Age-related frailty, directly speaking, is how we physically start to decline as we get older. We become weaker, more susceptible to physical injury and disease, and more prone to stress brought on by environmental factors such as extreme heat and extreme cold. Eventually, time catches up with us, and we die.

Scientists have been looking for a modern “fountain of youth” that can delay or even reverse age-related frailty for quite some time. A group of researchers thinks they have found it in the form of mesenchymal stem cells (MSCs).

Human trials at the University of Miami Miller School Of Medicine have had some promising results/

What are mesenchymal stem cells?

Mesenchymal Stem Cells are derived from bone marrow. MSCs can create several types of cells that make up skeletal tissue, including bone, cartilage, and fat. Previous research has explored the use of MSCs in the treatment of diseased of those tissues. The University of Miami Miller School of Medicine study involved the extraction of mesenchymal stem cells from younger donors and their injection into groups of test subjects with an average age of 76.

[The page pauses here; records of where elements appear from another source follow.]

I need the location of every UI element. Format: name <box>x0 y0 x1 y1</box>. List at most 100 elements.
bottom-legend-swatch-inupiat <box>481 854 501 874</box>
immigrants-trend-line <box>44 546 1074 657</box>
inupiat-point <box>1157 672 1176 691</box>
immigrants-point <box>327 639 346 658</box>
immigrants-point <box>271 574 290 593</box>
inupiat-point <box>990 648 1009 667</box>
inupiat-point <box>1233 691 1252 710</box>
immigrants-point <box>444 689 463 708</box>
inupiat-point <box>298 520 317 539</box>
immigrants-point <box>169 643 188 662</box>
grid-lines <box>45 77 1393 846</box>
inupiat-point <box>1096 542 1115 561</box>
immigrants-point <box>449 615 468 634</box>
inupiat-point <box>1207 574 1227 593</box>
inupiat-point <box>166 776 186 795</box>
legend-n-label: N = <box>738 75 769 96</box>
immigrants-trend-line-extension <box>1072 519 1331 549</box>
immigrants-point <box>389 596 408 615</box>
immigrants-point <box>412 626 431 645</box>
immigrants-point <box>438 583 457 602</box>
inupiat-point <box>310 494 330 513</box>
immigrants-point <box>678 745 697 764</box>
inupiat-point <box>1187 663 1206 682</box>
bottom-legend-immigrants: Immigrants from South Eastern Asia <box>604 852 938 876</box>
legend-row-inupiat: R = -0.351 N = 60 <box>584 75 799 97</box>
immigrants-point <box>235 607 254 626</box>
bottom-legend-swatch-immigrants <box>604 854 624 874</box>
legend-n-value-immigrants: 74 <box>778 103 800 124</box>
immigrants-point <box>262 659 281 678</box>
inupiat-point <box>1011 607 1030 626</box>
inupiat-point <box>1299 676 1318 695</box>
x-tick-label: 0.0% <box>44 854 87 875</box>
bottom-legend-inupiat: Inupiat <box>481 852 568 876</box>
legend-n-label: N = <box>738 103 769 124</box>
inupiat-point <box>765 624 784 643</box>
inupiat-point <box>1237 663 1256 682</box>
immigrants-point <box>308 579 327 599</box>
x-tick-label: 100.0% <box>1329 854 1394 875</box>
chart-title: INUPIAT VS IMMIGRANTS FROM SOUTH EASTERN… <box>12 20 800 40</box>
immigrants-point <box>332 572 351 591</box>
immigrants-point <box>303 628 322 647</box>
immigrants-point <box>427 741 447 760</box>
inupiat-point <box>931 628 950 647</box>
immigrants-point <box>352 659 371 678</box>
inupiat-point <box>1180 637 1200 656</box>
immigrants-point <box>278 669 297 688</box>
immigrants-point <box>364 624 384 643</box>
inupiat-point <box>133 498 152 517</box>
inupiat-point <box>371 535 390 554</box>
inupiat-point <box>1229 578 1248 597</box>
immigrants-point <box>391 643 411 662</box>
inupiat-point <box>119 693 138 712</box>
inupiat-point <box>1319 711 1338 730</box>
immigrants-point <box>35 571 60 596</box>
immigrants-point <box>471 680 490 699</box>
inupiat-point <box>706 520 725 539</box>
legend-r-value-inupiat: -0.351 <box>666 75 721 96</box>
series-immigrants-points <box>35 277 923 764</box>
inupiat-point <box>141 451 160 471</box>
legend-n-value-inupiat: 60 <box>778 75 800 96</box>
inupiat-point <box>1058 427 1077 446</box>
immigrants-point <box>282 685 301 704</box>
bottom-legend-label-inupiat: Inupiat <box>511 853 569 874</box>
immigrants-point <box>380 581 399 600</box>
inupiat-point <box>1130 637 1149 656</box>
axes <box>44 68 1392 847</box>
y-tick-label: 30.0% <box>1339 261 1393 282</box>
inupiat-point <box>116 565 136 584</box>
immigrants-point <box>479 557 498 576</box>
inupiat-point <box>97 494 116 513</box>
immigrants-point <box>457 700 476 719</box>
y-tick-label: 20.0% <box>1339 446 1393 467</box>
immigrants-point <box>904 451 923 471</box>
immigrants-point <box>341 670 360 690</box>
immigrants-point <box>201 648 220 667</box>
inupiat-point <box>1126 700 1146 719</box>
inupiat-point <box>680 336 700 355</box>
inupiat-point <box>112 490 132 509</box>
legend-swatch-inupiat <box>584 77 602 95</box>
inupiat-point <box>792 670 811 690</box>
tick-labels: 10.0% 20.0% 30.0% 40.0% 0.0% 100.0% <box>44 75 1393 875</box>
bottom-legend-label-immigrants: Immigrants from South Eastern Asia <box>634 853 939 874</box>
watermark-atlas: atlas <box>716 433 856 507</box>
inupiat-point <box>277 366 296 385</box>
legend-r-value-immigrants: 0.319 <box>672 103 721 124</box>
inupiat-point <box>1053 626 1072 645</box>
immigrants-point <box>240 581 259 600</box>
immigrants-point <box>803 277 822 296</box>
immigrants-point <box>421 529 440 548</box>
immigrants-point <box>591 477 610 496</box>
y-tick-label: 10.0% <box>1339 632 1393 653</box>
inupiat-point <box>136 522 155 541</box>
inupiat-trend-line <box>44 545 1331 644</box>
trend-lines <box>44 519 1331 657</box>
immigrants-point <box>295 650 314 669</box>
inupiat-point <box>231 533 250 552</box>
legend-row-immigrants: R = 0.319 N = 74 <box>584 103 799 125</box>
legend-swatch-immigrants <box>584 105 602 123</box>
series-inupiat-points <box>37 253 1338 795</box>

What were the results of the first human trials?

In the Phase 1 trial, 15 frail patients were infused with a single dose of MSCs.

Six months later the subjects not only demonstrated no ill effects but also a marked improvement in their quality of life, physical fitness, and tumor necrosis factors in which the body naturally destroys tumors. The Phase 2 trial was a double blind test with a placebo group and showed similar effects for the patients who received the MSC treatments.

What happens next?

The researchers now plan to proceed with the Phase 2B trial that will involve 120 patients at 10 locations. The Phase 3 trial will be the more extensive, finalized test that has to take place before final FDA approval and the introduction of the treatment into a clinical setting.

The introduction of a treatment that reverses age-related frailty will have effects that cannot be overestimated.

Particularly in the developed world, the prospect of an aging population that will need care has been a daunting one. More people will need to be moved to assisted living facilities and will have to undergo treatments as diseases associated with age begin to strike. If an infusion of MSCs can stave off physical decline as lifespans continue to expand, the savings in health care costs not to mention the increase of what many called “healthspan” will be of enormous benefit. The plea, as someone once said, can be expressed as, “Faster, please.”